Hi, this is my first post so bear with me if my formatting is a little unorthodox. I recently was presented with this question by a friend (in relation to a board game, I believe), and I'm not entirely sure I have the correct answer.
Problem: Imagine that you are rolling an 8 sided die to determine an outcome. If you roll 7 or 8, the outcome succeeds. If you roll 1-6 the outcome fails, but you are allowed to re-roll once. That is to say, if you roll a 2 (for instance) you will then roll the 8 sided die again to give yourself another chance at success (whereas you would not roll again if you got a 7 or 8). The question is, taking the re-roll into account, what is the overall probability of success?

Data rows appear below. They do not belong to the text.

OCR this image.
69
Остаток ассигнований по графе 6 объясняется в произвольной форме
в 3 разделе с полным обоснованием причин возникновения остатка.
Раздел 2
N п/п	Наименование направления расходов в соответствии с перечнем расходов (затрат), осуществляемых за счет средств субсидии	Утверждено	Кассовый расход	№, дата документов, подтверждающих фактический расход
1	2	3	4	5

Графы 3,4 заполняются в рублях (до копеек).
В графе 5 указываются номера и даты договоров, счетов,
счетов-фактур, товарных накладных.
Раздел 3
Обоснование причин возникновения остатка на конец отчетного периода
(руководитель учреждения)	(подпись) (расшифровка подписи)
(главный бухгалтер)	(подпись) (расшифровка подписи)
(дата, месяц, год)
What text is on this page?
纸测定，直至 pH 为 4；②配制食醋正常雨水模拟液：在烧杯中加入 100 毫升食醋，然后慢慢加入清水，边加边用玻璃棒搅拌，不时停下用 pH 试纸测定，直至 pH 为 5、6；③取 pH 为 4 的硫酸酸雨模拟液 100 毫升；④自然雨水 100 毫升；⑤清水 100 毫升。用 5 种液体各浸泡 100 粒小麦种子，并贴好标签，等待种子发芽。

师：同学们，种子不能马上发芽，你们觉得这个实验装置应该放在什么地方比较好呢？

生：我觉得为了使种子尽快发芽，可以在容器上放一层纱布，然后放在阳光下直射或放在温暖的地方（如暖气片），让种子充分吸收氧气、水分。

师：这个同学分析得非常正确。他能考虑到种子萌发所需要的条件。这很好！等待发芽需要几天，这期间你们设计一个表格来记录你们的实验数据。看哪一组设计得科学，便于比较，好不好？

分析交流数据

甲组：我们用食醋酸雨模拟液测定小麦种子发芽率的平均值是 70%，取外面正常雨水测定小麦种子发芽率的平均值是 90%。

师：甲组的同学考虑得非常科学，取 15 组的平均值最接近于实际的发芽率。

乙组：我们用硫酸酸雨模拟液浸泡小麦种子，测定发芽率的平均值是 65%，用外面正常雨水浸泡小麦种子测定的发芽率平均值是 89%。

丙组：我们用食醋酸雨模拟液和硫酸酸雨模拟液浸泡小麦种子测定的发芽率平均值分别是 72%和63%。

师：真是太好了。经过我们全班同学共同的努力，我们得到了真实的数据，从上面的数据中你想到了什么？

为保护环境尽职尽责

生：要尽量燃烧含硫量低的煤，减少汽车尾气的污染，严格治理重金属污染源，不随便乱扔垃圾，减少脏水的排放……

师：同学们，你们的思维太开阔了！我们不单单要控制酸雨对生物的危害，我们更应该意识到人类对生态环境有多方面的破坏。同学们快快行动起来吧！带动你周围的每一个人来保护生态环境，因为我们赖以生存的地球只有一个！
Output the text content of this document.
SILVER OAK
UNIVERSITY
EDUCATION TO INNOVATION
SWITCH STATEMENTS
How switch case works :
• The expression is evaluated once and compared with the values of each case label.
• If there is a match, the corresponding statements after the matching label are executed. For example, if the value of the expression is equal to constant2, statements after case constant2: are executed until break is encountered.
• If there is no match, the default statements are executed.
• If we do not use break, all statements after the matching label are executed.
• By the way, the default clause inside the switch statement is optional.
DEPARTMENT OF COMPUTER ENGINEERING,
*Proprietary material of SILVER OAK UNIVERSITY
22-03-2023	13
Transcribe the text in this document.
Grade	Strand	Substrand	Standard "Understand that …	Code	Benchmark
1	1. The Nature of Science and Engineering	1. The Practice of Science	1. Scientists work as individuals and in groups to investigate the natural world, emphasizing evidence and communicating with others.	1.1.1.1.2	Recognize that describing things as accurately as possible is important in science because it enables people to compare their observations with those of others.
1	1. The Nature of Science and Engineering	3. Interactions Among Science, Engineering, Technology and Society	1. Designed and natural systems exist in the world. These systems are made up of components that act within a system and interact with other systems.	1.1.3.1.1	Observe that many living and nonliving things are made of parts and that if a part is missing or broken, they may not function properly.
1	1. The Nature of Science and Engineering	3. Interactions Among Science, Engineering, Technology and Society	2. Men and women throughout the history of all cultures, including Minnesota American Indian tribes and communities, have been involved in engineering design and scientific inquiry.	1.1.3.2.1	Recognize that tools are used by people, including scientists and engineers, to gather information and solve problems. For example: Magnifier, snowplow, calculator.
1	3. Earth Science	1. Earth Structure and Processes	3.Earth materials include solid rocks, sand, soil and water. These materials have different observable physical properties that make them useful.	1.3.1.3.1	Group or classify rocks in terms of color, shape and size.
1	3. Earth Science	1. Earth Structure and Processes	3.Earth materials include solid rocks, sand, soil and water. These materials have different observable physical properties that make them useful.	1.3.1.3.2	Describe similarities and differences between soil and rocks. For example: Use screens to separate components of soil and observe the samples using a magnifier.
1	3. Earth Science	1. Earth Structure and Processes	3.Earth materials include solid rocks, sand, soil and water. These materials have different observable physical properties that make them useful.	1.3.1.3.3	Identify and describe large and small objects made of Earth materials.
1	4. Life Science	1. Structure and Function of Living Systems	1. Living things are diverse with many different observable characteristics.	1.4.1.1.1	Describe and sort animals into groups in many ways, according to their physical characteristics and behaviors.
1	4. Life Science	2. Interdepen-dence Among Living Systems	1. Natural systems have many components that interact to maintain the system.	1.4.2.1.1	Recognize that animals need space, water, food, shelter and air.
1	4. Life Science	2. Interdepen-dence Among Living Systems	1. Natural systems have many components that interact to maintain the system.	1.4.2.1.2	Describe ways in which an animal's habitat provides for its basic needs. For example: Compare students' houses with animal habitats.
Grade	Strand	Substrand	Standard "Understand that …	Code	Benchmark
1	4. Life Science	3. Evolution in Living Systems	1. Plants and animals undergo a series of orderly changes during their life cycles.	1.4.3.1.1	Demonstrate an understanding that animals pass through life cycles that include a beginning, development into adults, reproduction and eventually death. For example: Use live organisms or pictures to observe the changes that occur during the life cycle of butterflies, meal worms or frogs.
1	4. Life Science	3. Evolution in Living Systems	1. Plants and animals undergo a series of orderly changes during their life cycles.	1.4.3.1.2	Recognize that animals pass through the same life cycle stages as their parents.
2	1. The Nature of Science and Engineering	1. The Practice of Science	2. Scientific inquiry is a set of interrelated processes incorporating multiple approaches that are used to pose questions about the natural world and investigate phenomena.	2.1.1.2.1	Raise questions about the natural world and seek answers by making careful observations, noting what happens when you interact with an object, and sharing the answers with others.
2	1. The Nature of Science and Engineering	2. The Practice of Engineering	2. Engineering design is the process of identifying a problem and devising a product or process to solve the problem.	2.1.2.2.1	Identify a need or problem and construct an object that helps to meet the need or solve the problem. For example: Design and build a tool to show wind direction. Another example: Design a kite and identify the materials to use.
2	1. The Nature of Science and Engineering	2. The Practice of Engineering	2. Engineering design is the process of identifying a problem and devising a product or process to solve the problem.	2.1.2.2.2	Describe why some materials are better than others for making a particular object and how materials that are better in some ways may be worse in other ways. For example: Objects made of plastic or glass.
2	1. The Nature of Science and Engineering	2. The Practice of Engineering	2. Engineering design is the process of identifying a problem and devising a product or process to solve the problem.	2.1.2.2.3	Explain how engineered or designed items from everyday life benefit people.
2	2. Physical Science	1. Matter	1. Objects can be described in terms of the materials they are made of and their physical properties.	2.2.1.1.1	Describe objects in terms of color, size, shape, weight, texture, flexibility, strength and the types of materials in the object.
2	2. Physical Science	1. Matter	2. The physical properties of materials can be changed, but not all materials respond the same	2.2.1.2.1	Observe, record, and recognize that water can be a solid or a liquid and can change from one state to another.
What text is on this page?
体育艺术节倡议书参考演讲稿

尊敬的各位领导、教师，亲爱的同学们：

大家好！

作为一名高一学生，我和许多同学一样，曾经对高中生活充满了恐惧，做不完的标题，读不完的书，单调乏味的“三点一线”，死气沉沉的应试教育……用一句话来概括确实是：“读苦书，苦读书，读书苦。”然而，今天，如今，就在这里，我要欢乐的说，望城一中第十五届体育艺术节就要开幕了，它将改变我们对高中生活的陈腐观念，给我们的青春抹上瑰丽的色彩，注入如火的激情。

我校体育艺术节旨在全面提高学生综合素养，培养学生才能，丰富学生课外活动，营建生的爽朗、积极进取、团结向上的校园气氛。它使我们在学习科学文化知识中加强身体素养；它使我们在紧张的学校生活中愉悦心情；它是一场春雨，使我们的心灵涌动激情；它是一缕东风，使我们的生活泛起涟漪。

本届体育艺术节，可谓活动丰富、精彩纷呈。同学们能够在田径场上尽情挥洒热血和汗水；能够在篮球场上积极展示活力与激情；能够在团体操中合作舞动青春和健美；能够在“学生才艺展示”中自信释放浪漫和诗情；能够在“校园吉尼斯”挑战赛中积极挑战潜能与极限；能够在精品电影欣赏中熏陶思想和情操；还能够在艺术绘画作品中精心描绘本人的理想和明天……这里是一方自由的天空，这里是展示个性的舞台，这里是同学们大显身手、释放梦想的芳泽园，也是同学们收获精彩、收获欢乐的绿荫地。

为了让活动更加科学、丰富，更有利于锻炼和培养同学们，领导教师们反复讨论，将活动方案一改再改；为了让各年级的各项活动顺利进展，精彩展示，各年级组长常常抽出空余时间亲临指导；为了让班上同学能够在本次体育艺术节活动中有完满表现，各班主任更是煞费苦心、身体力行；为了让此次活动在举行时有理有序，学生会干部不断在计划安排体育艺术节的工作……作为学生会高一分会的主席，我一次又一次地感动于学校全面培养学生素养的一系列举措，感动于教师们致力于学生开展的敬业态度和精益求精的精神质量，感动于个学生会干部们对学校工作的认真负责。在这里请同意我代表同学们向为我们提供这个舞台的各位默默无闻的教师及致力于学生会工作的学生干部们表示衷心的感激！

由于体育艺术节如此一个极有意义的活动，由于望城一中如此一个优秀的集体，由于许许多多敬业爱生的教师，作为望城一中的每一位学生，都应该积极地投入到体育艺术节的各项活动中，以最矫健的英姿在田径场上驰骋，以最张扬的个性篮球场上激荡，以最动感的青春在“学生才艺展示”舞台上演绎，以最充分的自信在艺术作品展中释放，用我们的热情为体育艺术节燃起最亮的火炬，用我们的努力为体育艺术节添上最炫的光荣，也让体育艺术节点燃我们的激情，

My understanding is that it works like this: In the initial roll, each possible outcome has a 1/8th probability, giving a total of 2/8ths probability of success and 6/8ths probability of failure. However the re-roll turns each of those 6 failures into 8 possibilities which each have an overall 1/64th chance of happening (1/8th of 1/8th), giving a 2/64 probability of success to each of the 6 initial failures. Overall that would give a 12/64ths probability of success and 36/64ths probability of failure if a 1-6 was rolled initially. Adding in the 2/8ths probability of success from the initial roll, the total probability is 28/64ths chance of success and 36/64ths chance of failure. Is this correct?
You have it right, but there is a shorter route to the answer.
Consider the over-all probability of failure; in order to fail, you have to roll 1 through 6 twice. This happens with probability (6/8)^2. So the probability of success is one minus this, 1 - (6/8)^2.